Will moving out mean you lose the house in your divorce?

On Behalf of | Sep 7, 2022 | Divorce Law |

By the time one of you files for divorce, your marital relationship is already likely under a lot of pressure. The two of you may have a hard time even being in the same room with one another, let alone talking amicably about complex property division and custody matters.

What you may want more than anything else is some space between you and your ex, but you may feel like it is impossible to have any amount of separation because you live together. Some people will warn you that you should remain in the marital home until your divorce is over to protect your ownership rights.

Will you lose your investment in the home if you leave because you can’t stand living with your spouse anymore?

Your interest in the property doesn’t end when you leave

If you bought the home during the marriage, then the chances are good that you are on the mortgage, in addition to having your name on the title for the property. Simply moving out because you need your own space will not diminish your claim to a partial ownership interest in the property. Leaving could affect your chances of securing possession of the home in the divorce, but it will not prevent you from receiving a fair share of the property’s value.

Under the equitable distribution rules applied in New York divorces, spouses should fairly divide the property they acquired during their marriage, including their shared home equity. In most cases, moving out of the family home will have very little impact on your right to assert a shared ownership interest. Depending on the circumstances, you may need to continue contributing to the household costs despite living elsewhere.
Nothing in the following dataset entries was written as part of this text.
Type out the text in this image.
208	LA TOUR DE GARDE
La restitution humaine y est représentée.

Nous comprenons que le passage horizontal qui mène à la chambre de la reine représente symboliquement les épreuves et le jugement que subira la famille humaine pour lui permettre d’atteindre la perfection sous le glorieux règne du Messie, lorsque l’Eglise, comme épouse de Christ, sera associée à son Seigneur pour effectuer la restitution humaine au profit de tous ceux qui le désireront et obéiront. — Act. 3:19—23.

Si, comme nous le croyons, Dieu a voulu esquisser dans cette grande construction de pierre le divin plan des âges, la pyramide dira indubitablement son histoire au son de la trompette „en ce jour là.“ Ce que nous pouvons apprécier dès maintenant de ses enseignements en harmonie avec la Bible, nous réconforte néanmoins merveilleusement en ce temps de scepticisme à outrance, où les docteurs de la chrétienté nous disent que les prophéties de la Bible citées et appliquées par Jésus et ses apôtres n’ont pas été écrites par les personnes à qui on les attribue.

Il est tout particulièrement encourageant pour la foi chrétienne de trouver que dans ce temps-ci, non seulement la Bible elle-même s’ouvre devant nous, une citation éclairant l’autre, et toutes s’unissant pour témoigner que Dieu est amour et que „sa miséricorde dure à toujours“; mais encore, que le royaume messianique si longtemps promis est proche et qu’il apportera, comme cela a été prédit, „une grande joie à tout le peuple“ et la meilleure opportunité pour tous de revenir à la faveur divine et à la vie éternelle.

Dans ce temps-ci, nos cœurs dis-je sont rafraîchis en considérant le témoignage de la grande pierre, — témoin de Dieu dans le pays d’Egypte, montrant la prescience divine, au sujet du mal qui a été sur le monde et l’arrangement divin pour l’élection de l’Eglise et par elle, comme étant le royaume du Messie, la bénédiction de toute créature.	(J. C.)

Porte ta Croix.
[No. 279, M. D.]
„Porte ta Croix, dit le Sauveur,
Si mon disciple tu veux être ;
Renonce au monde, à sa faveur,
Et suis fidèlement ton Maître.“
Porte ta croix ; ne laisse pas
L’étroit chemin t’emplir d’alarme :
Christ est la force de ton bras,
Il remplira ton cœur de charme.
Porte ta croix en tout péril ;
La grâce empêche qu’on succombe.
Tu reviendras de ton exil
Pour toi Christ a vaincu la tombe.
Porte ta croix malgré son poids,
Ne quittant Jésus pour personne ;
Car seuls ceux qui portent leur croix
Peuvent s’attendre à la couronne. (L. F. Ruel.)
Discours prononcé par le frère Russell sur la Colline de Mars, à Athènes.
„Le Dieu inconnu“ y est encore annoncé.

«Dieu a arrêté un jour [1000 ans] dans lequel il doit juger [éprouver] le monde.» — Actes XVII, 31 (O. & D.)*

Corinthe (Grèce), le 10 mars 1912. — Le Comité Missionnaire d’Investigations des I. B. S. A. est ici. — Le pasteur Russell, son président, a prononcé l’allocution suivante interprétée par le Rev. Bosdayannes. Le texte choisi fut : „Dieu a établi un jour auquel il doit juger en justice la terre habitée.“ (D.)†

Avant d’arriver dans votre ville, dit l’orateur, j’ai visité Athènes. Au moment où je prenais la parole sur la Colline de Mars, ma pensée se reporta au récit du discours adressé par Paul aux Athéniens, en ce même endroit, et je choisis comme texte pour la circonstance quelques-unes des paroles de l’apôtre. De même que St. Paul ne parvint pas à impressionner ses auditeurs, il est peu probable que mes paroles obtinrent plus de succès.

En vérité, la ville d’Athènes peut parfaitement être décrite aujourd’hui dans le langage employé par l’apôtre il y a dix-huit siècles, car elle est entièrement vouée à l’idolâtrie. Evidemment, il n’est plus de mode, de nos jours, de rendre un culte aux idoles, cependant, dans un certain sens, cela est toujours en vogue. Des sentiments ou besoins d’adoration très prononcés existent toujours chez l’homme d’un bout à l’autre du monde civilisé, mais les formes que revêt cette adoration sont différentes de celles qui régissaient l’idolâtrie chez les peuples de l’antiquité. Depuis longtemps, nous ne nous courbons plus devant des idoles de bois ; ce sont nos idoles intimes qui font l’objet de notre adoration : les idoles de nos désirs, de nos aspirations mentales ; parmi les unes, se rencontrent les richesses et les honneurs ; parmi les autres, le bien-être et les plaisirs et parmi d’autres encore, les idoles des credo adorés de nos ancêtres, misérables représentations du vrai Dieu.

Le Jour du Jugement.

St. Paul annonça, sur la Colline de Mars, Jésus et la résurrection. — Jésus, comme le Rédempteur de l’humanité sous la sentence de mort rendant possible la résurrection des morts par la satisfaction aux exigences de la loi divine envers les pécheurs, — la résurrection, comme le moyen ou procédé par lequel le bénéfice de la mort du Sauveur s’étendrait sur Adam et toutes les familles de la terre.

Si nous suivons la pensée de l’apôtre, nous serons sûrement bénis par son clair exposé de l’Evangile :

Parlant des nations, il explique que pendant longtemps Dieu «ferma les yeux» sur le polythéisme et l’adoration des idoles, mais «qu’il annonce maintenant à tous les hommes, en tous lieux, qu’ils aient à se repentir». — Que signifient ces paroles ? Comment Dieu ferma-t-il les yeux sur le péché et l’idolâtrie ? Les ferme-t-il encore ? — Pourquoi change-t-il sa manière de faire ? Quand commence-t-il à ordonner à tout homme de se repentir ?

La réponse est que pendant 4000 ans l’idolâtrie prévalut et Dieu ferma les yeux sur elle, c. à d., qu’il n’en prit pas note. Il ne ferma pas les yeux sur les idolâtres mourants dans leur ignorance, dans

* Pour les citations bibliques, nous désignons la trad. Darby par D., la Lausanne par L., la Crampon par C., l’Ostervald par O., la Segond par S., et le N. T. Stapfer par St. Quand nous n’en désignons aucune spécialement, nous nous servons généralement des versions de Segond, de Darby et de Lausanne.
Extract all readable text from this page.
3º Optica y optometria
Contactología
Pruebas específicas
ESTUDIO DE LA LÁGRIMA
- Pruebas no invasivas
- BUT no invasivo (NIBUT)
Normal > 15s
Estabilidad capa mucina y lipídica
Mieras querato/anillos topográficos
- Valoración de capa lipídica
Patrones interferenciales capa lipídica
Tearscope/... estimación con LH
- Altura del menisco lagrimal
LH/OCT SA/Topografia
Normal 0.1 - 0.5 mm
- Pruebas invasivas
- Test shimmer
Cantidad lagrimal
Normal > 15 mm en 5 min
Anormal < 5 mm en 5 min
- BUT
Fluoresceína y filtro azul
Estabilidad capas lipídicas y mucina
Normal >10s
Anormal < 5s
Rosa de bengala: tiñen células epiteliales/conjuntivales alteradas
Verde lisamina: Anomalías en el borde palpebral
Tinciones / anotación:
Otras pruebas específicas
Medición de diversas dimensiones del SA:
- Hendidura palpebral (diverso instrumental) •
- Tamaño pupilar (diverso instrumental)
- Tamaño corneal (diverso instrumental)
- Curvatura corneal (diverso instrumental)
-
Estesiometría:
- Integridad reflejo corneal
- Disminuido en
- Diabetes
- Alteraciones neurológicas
You should let reason, not emotions, guide your decisions

Packing a bag and storming out of your house in the middle of a fight may give you a momentary sense of vindication, but such emotional decisions can lead to worse divorce outcomes. Instead of letting your emotions run the show and reacting angrily to the changes in your family, trying to be rational about this difficult process can help you make smarter choices.

Many people will struggle to control themselves emotionally in the early stages of divorce, especially if they still cohabitate with their spouse. You can determine the right steps to take for your own protection by discussing your situation with someone familiar with New York divorce laws and planning the steps you need to take next.

Educating yourself about what happens in a New York divorce will help you feel prepared for the upcoming changes for your family.